Space Debris Delays U.S. Spacewalk

Space Debris Delays U.S. Spacewalk

Two NASA astronauts were suited up and getting ready to begin a 7 hour spacewalk this morning when it was suddenly cancelled because a piece of space debris was closing in on the International Space Station. The spacewalk has been rescheduled for tomorrow, but the incident is another illustration of the growing problem of debris in low Earth orbit.

Josh Cassada and Frank Rubio were supposed to exit the ISS at 7:45 am ET and install a new ISS Roll Out Solar Array (iROSA). They installed one already on December 3, part of an effort to increase electricity production on the ISS.

iss068e026403 (Dec. 3, 2022) — NASA astronaut and Expedition 68 Flight Engineer Josh Cassada holds a roll-out solar array as he rides the Canadarm2 robotic arm toward the Starboard-4 truss segment installation site.

But Mission Control called it off when they became aware that a piece of debris from a Russian rocket upper stage would come within a quarter of a mile of the ISS and they needed to move the ISS away to avoid a potential collision.

Engines on Russia’s Service Module (also called Zvezda) and Russian Progress cargo ships are used both to periodically reboost the ISS orbit to compensate for atmospheric drag and to make Pre-Determined Debris Avoidance Maneuvers or PDAMs like this.

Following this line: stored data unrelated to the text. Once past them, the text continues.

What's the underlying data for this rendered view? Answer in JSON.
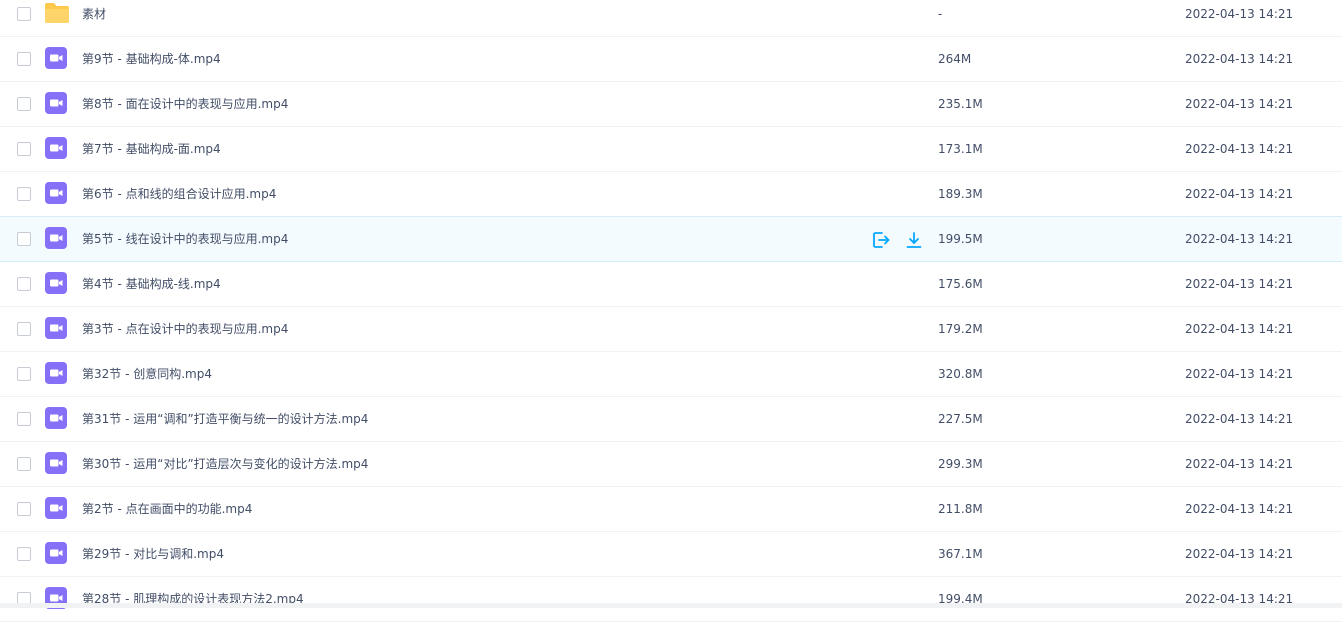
{
  "colors": {
    "accent": "#06a7ff",
    "video_icon": "#8670f7",
    "folder_icon": "#ffc94d",
    "hover_row": "#f4fbff"
  },
  "row_actions": {
    "share_icon": "share-icon",
    "download_icon": "download-icon"
  },
  "files": [
    {
      "type": "folder",
      "icon": "folder-icon",
      "name": "素材",
      "size": "-",
      "date": "2022-04-13 14:21"
    },
    {
      "type": "video",
      "icon": "video-icon",
      "name": "第9节 - 基础构成-体.mp4",
      "size": "264M",
      "date": "2022-04-13 14:21"
    },
    {
      "type": "video",
      "icon": "video-icon",
      "name": "第8节 - 面在设计中的表现与应用.mp4",
      "size": "235.1M",
      "date": "2022-04-13 14:21"
    },
    {
      "type": "video",
      "icon": "video-icon",
      "name": "第7节 - 基础构成-面.mp4",
      "size": "173.1M",
      "date": "2022-04-13 14:21"
    },
    {
      "type": "video",
      "icon": "video-icon",
      "name": "第6节 - 点和线的组合设计应用.mp4",
      "size": "189.3M",
      "date": "2022-04-13 14:21"
    },
    {
      "type": "video",
      "icon": "video-icon",
      "name": "第5节 - 线在设计中的表现与应用.mp4",
      "size": "199.5M",
      "date": "2022-04-13 14:21",
      "hovered": true
    },
    {
      "type": "video",
      "icon": "video-icon",
      "name": "第4节 - 基础构成-线.mp4",
      "size": "175.6M",
      "date": "2022-04-13 14:21"
    },
    {
      "type": "video",
      "icon": "video-icon",
      "name": "第3节 - 点在设计中的表现与应用.mp4",
      "size": "179.2M",
      "date": "2022-04-13 14:21"
    },
    {
      "type": "video",
      "icon": "video-icon",
      "name": "第32节 - 创意同构.mp4",
      "size": "320.8M",
      "date": "2022-04-13 14:21"
    },
    {
      "type": "video",
      "icon": "video-icon",
      "name": "第31节 - 运用“调和”打造平衡与统一的设计方法.mp4",
      "size": "227.5M",
      "date": "2022-04-13 14:21"
    },
    {
      "type": "video",
      "icon": "video-icon",
      "name": "第30节 - 运用“对比”打造层次与变化的设计方法.mp4",
      "size": "299.3M",
      "date": "2022-04-13 14:21"
    },
    {
      "type": "video",
      "icon": "video-icon",
      "name": "第2节 - 点在画面中的功能.mp4",
      "size": "211.8M",
      "date": "2022-04-13 14:21"
    },
    {
      "type": "video",
      "icon": "video-icon",
      "name": "第29节 - 对比与调和.mp4",
      "size": "367.1M",
      "date": "2022-04-13 14:21"
    },
    {
      "type": "video",
      "icon": "video-icon",
      "name": "第28节 - 肌理构成的设计表现方法2.mp4",
      "size": "199.4M",
      "date": "2022-04-13 14:21"
    }
  ]
}
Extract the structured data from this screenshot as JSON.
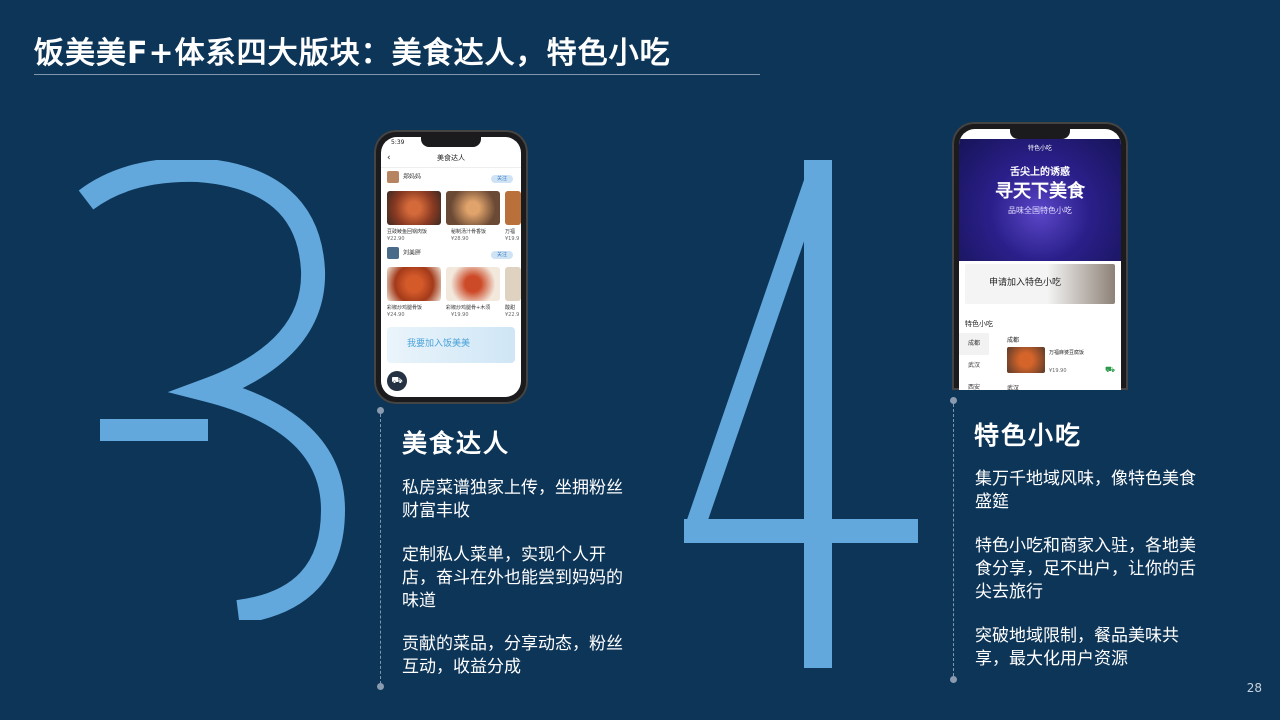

Two Progress spacecraft are docked to ISS right now. In this case, thrusters on Progress MS-20 were fired at 8:42 am ET for 10 minutes 21 seconds.

NASA illustration of the International Space Station showing the location of visiting vehicles as of December 3, 2022. Progress MS-20 is labeled here as Progress 81, NASA’s designation because it is the 81st Progress to resupply the ISS, but there were dozens of Progress spacecraft that serviced earlier Soviet/Russian space stations. Progress MS-20 is docked to Russia’s Zvezda module.

Astrophysicst Jonathan McDowell of Jonathan’s Space Report identifed the debris as coming from a July 18, 2011 launch of a Zenit rocket with the Fregat upper stage, which placed Russia’s Spektr-R space telescope into orbit. McDowell emphasized that the debris is not from the Fregat upper stage itself, but a propellant tank that was jettisoned at the time and disintegrated on May 8, 2020.

NASA tweeted this is the third collision avoidance maneuver the ISS has had to make this year.

NASA rescheduled the spacewalk for tomorrow at 8:30 am ET. NASA TV coverage begins at 7:00 am ET.

Just last week, a planned Russian spacewalk was abruptly terminated when Russia’s Soyuz MS-22 spacecraft dramatically began to leak coolant just outside the airlock two cosmonauts were about to open. They remained safely inside. Roscosmos is still trying to definitively determine what happened, but among the top theories is that the coolant line was ruptured by a piece of debris or a micrometeorite.

NASA ISS Program Manager Joel Montalbano and Roscosmos’s head of human spaceflight Sergei Krikalev, one of Russia’s most experienced cosmonauts, will hold a media briefing tomorrow to discuss the Soyuz MS-22 situation. As it turns out, that briefing will take place while Cassada and Rubio are on their spacewalk.